By David C. Bohnett
California voters have an opportunity this November to correct decades-old legislation that has resulted in deteriorated public institutions and services throughout our state. It’s time to challenge the divisive and widespread anti-tax sentiment promulgated by powerful interest groups bankrolled by wealthy donors.
The California Schools and Local Communities Funding Act is a proposed constitutional amendment that would update and improve Proposition 13, the 1978 tax law that fundamentally crippled local governments.
A contributing factor to Prop. 13’s passage was the sentiment that older Californians should not be priced out of their homes through high property taxes. However, the proposition’s underreported giveaways to big business and corporations have exacerbated inequity and inefficiency in the state’s tax structure.
The new law would keep tax rates the same for individual homeowners, but would close the business loophole. It will periodically reassess commercial and industrial properties to full market value, while safeguarding homeowners, renters and agricultural land.
Currently, just a fraction of the wealthiest landowners are benefiting from the loophole. In fact, a recent study at USC calculated that 77 percent of the new revenues will come from just 8 percent of the properties, all valued over $5 million.
Having greater and more stable revenue sources will generate innumerable benefits for our state by funding critical services and infrastructure projects, while also improving California’s development climate.
The catastrophic effects of Prop. 13 have played out in a particularly shameful way for California’s public education system, which has plummeted from No. 1 — the pride of the nation — to close to the bottom.
For example, the UC system is a powerful economic engine and a center for technical, scientific, social, and cultural advancement. However, years of budget cuts to higher education have skyrocketed tuition, cut vital services, and encouraged the use of out-of-state and international students as cash cows, putting those iconic institutions at serious risk.
We can’t abide by that. This critical reform will raise approximately $11.4 billion annually in statewide revenue from reassessment, with a majority going to public education.
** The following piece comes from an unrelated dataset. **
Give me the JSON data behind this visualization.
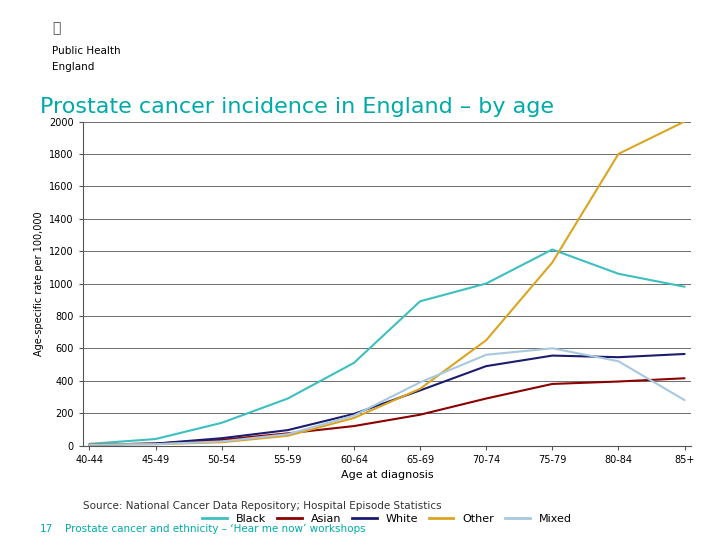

Beyond the devastating impact on our local schools and other critical services, Prop. 13’s corporate loophole is specifically hurting small businesses and tech startups. Virtually each tech company founded after the passage of Prop. 13 is paying much more in property taxes than some of its neighbors.
Ultimately, it is the responsibility of local and state governments to fund public services and an infrastructure system that facilitates commerce, helps sustain a middle class, and educates our workforce to keep us competitive in a global economy. But here’s the big rub: Prop. 13 has choked government funding to the point of starvation, and it’s hard to think clearly when you’re starving.
As an investor in early stage technology, and an active funder of cultural arts and social services in California, I care deeply about the welfare of all Californians.
We must all raise our voices to eschew self-interest in favor of the greater common good — and hold lawmakers, including our current governor and gubernatorial candidates, accountable to that same commitment. It’s time for those of us who can afford to pay higher taxes to do so, and it’s time to reform California’s dysfunctional commercial property tax system.
David C. Bohnett, technology entrepreneur and philanthropist, heads the private equity firm Baroda Ventures and chairs the David Bohnett Foundation.